I’d been discussing this with my publishers for a while. They have been persuaded by the experience of authors like David MacKay, who found that putting his excellent book on coding theory online actually helped its sales. So book publishers are now learning that freedom and profit are not really in conflict; how long will it take the music industry?

Anonymous data that isn't

Legal issues, Privacy technology

AOL has recently been embarrassed after it released data on the searches performed by 658,000 subscribers. Their names had been replaced by numbers, but this was not enough to stop personal information leaking. The AOL folks just didn’t understand that protecting data using de-identification is hard.

They are not alone. An NHS document obtained under the Freedom of Information Act describes how officials are building a “Secondary Uses Service” which will contain large amounts of personal health information harvested from hospital and other records. It’s proposed that ever-larger numbers of people will have access to this information as it is progressively de-identified. It seems that officials are just beginning to realise how difficult it will be to protect patient privacy — especially as your deidentified medical record will generally have your postcode. There are only a few houses at each postcode; knowing that, plus a patient’s age, usually tells you whose record it is. The NHS proposes to set up an “Information Governance Board” to think about the problem. Meanwhile, system development steams ahead.

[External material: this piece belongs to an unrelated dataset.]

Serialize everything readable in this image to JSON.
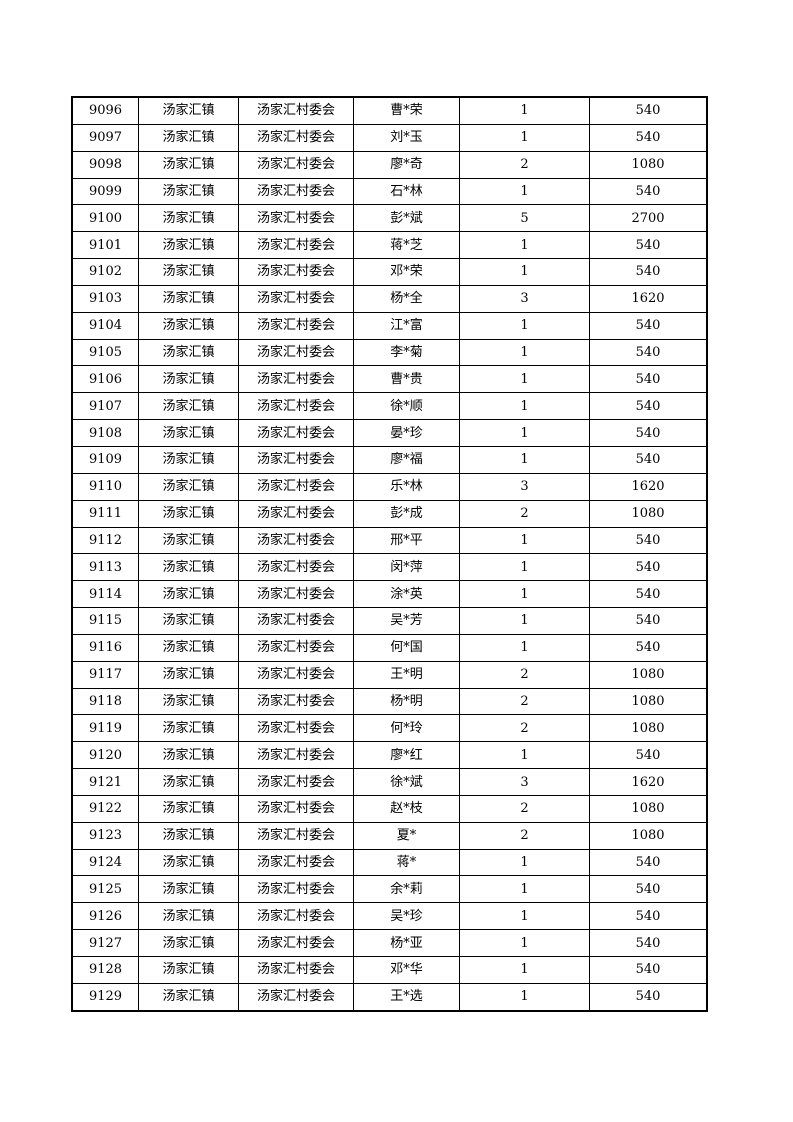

Clearly, the uses and limitations of anonymisation ought to be more widely understood. There’s more on the subject at the American Statistical Association website, on my web page and in chapter 8 of my book.

"Identity fraud" again

Banking security, Legal issues, News coverage, Security economics

The National Consumer Council has published a report on “identity fraud” which is rather regrettable.

Identity fraud is not fraud, from the consumer’s viewpoint. If someone pretends to be me, borrows 10K from the Derbyshire Building Society and vanishes, it’s the building society that’s the victim, not me. If Experian then says I’m a loan defaulter when I’m not, that’s libel. Suing for libel may be expensive, but the Information Commissioner has announced his willingness to issue enforcement notices against the credit agencies in such circumstances. The NCC should have advertised this fact and encouraged people to go to him.

“Identity fraud” is an objectionable concept, an attempt by the banks to dump some liability. The Home Office egg them on because they think that rebadging credit-card fraud as “identity fraud” will help sell identity cards. But it’s a bad show when consumer organisations collude with an attempt to make consumers the victims of bankers’ and credit reference agencies’ negligence.

Stolen mobiles story

Legal issues, News coverage, Security economics

I was just on Sky TV to debunk today’s initiative from the Home Office. The Home Secretary claimed that more rapid notification of stolen phone IMEIs between UK operators would have a significant effect on street crime.

I’m not so sure. Most mobiles stolen in the UK go abroad – the cheap ones to the third world and the flash ones to developed countries whose operators don’t subsidise handsets. As for the UK secondhand market, most mobiles can be reprogrammed (even though this is illegal). Lowering their street price is, I expect, a hard problem – like raising the street price of drugs.

What the Home Office might usefully do is to crack down on mobile operators who continue to bill customers after they have reported their phones stolen and cancelled their accounts. That is a scandal. Government’s role in problems like this is to straighten out the incentives and to stop the big boys from dumping risk on their customers.